Photo: Ferrari
Ferrari wurde von der FIA mit einer Geldstrafe von 30.000 Euro belegt, nachdem es beim Boxenstopp von Lewis Hamilton beim Großen Preis von Belgien zu einer unsicheren Freigabe gekommen war, wodurch ein Mechaniker vom Auto erfasst und zu Boden geschleudert wurde.
Ferrari wurde von der FIA wegen einer unsicheren Freigabe während des Boxenstopps von Lewis Hamilton beim Großen Preis von Belgien mit einer Geldstrafe von 30.000 Euro belegt. Ein Mechaniker wurde vom Auto erfasst und zu Boden geschleudert, als Hamilton aus seiner Box freigegeben wurde; er blieb jedoch unverletzt.
Der Vorfall ereignete sich in Runde 20, als Hamilton unter dem virtuellen Safety Car an die Box fuhr, während er eine Fünf-Sekunden-Strafe für seine Kollision mit George Russell in der ersten Runde absitzen musste.

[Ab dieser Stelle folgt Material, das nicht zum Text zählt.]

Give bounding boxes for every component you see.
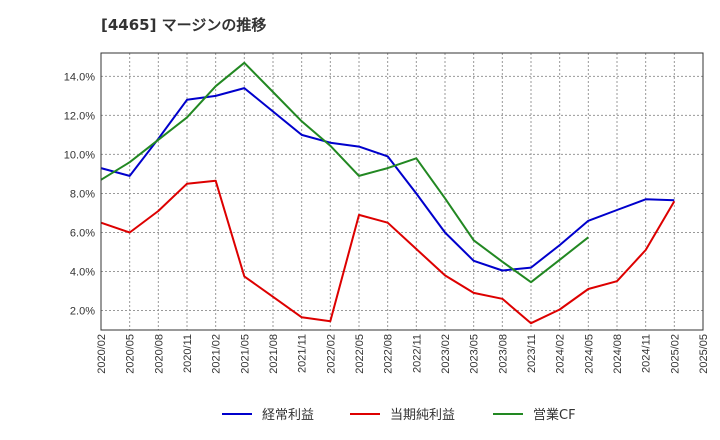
- legend-label: 経常利益: [262, 408, 314, 423]
- x-tick-label: 2024/05: [583, 334, 595, 374]
- y-tick-label: 12.0%: [64, 110, 95, 122]
- legend-label: 営業CF: [533, 407, 576, 423]
- x-tick-label: 2021/02: [211, 334, 223, 374]
- y-tick-label: 6.0%: [70, 227, 95, 239]
- x-tick-label: 2022/05: [354, 334, 366, 374]
- x-tick-label: 2022/08: [383, 334, 395, 374]
- series-line-2: [100, 61, 589, 284]
- series-lines: [100, 61, 676, 325]
- series-line-1: [100, 179, 676, 325]
- chart-title: [4465] マージンの推移: [101, 16, 267, 34]
- x-tick-label: 2020/02: [96, 334, 108, 374]
- x-tick-label: 2025/05: [698, 334, 710, 374]
- x-tick-label: 2020/05: [125, 334, 137, 374]
- x-tick-label: 2023/11: [526, 334, 538, 373]
- x-tick-label: 2023/05: [469, 334, 481, 374]
- y-tick-label: 2.0%: [70, 305, 95, 317]
- y-tick-label: 4.0%: [70, 266, 95, 278]
- x-tick-label: 2022/11: [411, 334, 423, 373]
- x-axis-tick-labels: 2020/02 2020/05 2020/08 2020/11 2021/02 2021/…: [96, 334, 710, 374]
- y-tick-label: 8.0%: [70, 188, 95, 200]
- series-line-0: [100, 87, 675, 272]
- y-tick-label: 14.0%: [64, 71, 95, 83]
- x-tick-label: 2023/08: [497, 334, 509, 374]
- y-tick-label: 10.0%: [64, 149, 95, 161]
- x-tick-label: 2020/11: [182, 334, 194, 373]
- grid-lines: [101, 53, 703, 330]
- x-tick-label: 2023/02: [440, 334, 452, 374]
- x-tick-label: 2021/11: [297, 334, 309, 373]
- legend-label: 当期純利益: [390, 408, 455, 423]
- legend: 経常利益 当期純利益 営業CF: [222, 407, 576, 423]
- x-tick-label: 2024/11: [641, 334, 653, 373]
- x-tick-label: 2020/08: [153, 334, 165, 374]
- x-tick-label: 2022/02: [325, 334, 337, 374]
- y-axis-tick-labels: 2.0% 4.0% 6.0% 8.0% 10.0% 12.0% 14.0%: [64, 71, 95, 317]
- x-tick-label: 2025/02: [669, 334, 681, 374]
- plot-frame: [100, 52, 704, 331]
- x-tick-label: 2021/08: [268, 334, 280, 374]
- x-tick-label: 2024/02: [555, 334, 567, 374]
- x-tick-label: 2021/05: [239, 334, 251, 374]
- x-tick-label: 2024/08: [612, 334, 624, 374]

Nachdem die Strafe verbüßt war, begann Ferrari mit dem Reifenwechsel an Hamiltons Auto. Verwirrung wegen einer angeforderten Anpassung des Frontflügels führte jedoch dazu, dass ein Mechaniker, der ein Werkzeug für den Frontflügel trug, genau in den Weg des rechten Vorderreifens geriet, als Hamilton das Signal erhielt, die Box zu verlassen.
Der Mechaniker wurde getroffen und stürzte zu Boden, woraufhin Hamilton sofort anhielt, bevor er weiterfuhr, sobald die Strecke wieder frei war.

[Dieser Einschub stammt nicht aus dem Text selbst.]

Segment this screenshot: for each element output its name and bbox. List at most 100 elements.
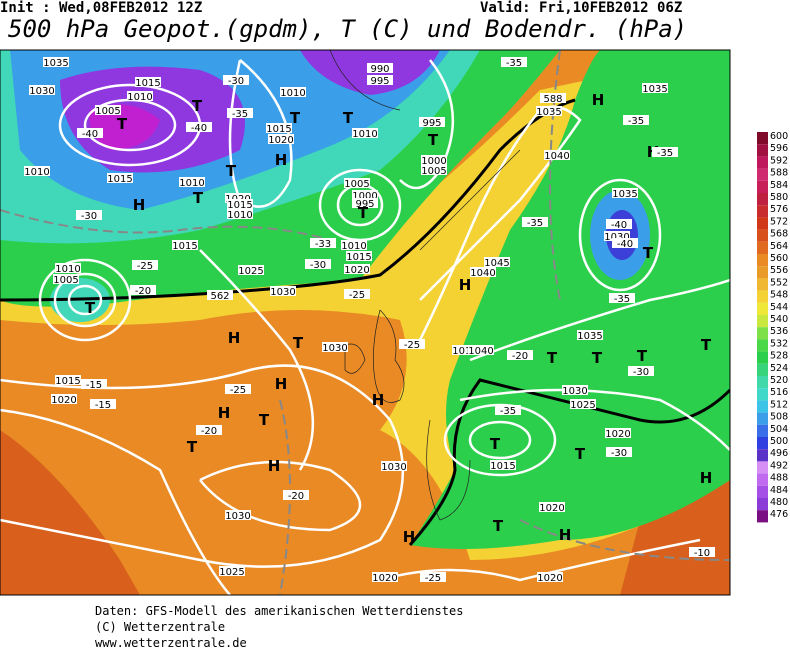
- label-box: [322, 342, 348, 352]
- map-label: 1010: [55, 264, 80, 275]
- label-box: [270, 286, 296, 296]
- map-label: 1015: [107, 174, 132, 185]
- scale-swatch: [757, 193, 768, 206]
- map-label: -30: [611, 448, 627, 459]
- map-label: 1030: [270, 287, 295, 298]
- label-box: [501, 57, 527, 67]
- scale-label: 580: [770, 192, 788, 203]
- map-label: -35: [506, 58, 522, 69]
- footer-line: www.wetterzentrale.de: [95, 636, 247, 650]
- map-label: 1040: [544, 151, 569, 162]
- map-label: 1010: [352, 129, 377, 140]
- map-label: 1035: [642, 84, 667, 95]
- label-box: [55, 263, 81, 273]
- label-box: [419, 117, 445, 127]
- scale-label: 576: [770, 204, 788, 215]
- label-box: [225, 384, 251, 394]
- contour-552-s: [408, 378, 730, 546]
- label-box: [127, 91, 153, 101]
- label-box: [372, 572, 398, 582]
- map-label: -35: [657, 148, 673, 159]
- label-box: [266, 123, 292, 133]
- scale-label: 564: [770, 241, 788, 252]
- label-box: [341, 240, 367, 250]
- map-label: 1010: [127, 92, 152, 103]
- map-label: 1010: [179, 178, 204, 189]
- label-box: [352, 190, 378, 200]
- label-box: [186, 122, 212, 132]
- label-box: [537, 572, 563, 582]
- scale-swatch: [757, 473, 768, 486]
- map-label: 1015: [55, 376, 80, 387]
- scale-swatch: [757, 290, 768, 303]
- label-box: [642, 83, 668, 93]
- map-label: 1035: [612, 189, 637, 200]
- label-box: [219, 566, 245, 576]
- label-box: [280, 87, 306, 97]
- label-box: [470, 267, 496, 277]
- pressure-center: T: [85, 299, 96, 317]
- scale-label: 544: [770, 302, 788, 313]
- scale-swatch: [757, 363, 768, 376]
- scale-label: 592: [770, 155, 788, 166]
- label-box: [570, 399, 596, 409]
- pressure-center: H: [559, 526, 572, 544]
- pressure-center: H: [218, 404, 231, 422]
- pressure-center: T: [193, 189, 204, 207]
- map-label: 1005: [344, 179, 369, 190]
- scale-swatch: [757, 485, 768, 498]
- scale-label: 556: [770, 265, 788, 276]
- label-box: [562, 385, 588, 395]
- map-label: -25: [137, 261, 153, 272]
- label-box: [495, 405, 521, 415]
- map-label: -15: [86, 380, 102, 391]
- map-label: -30: [633, 367, 649, 378]
- label-box: [227, 199, 253, 209]
- map-label: 1020: [372, 573, 397, 584]
- scale-swatch: [757, 315, 768, 328]
- init-time: Init : Wed,08FEB2012 12Z: [0, 0, 203, 16]
- map-label: 1030: [381, 462, 406, 473]
- map-label: 995: [355, 199, 374, 210]
- label-box: [609, 293, 635, 303]
- label-box: [268, 134, 294, 144]
- map-label: 1025: [238, 266, 263, 277]
- pressure-center: T: [575, 445, 586, 463]
- scale-label: 476: [770, 509, 788, 520]
- pressure-center: T: [192, 97, 203, 115]
- pressure-center: T: [259, 411, 270, 429]
- scale-label: 488: [770, 473, 788, 484]
- scale-swatch: [757, 388, 768, 401]
- dark-orange: [0, 430, 140, 595]
- map-label: 1025: [219, 567, 244, 578]
- label-box: [399, 339, 425, 349]
- isotherms: [0, 50, 730, 595]
- map-label: 995: [370, 76, 389, 87]
- scale-label: 524: [770, 363, 788, 374]
- map-label: -15: [95, 400, 111, 411]
- map-label: -25: [230, 385, 246, 396]
- label-box: [507, 350, 533, 360]
- map-label: -35: [232, 109, 248, 120]
- map-label: -40: [82, 129, 98, 140]
- label-box: [90, 399, 116, 409]
- label-box: [484, 257, 510, 267]
- map-label: 1015: [172, 241, 197, 252]
- map-label: 1020: [344, 265, 369, 276]
- field: [0, 50, 730, 595]
- scale-swatch: [757, 156, 768, 169]
- label-box: [344, 178, 370, 188]
- map-label: 1015: [346, 252, 371, 263]
- label-box: [628, 366, 654, 376]
- map-label: 1020: [605, 429, 630, 440]
- scale-label: 560: [770, 253, 788, 264]
- scale-swatch: [757, 437, 768, 450]
- scale-label: 588: [770, 168, 788, 179]
- scale-swatch: [757, 254, 768, 267]
- pressure-center: H: [592, 91, 605, 109]
- scale-label: 480: [770, 497, 788, 508]
- label-box: [367, 63, 393, 73]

Die FIA-Rennkommissare kamen zu dem Schluss, dass Ferrari das Auto auf unsichere Weise freigegeben hatte. Das Team erklärte, der Vorfall sei auf eine Kombination verschiedener Faktoren zurückzuführen, darunter eine verspätete Anweisung bezüglich der Einstellung des Frontflügels, mangelnde Kommunikation zwischen der Boxencrew und die Tatsache, dass der Mechaniker das grüne Licht, das die Startbereitschaft des Autos signalisierte, übersehen hatte.
Die Rennkommissare bestätigten, dass Hamilton keine Schuld traf und der Vorfall keine sportliche Strafe rechtfertigte. Sie hielten jedoch eine erhebliche Geldstrafe für angemessen und verhängten gegen Ferrari eine Geldstrafe in Höhe von 30.000 Euro.
Von diesem Betrag wurden 10.000 € für 12 Monate ausgesetzt, sofern Ferrari in diesem Zeitraum keinen ähnlichen Verstoß begeht. Das Team muss außerdem der FIA einen Bericht vorlegen, in dem der Vorfall beschrieben wird und die Maßnahmen dargelegt werden, die es einführen will, um das Risiko einer Wiederholung zu verringern.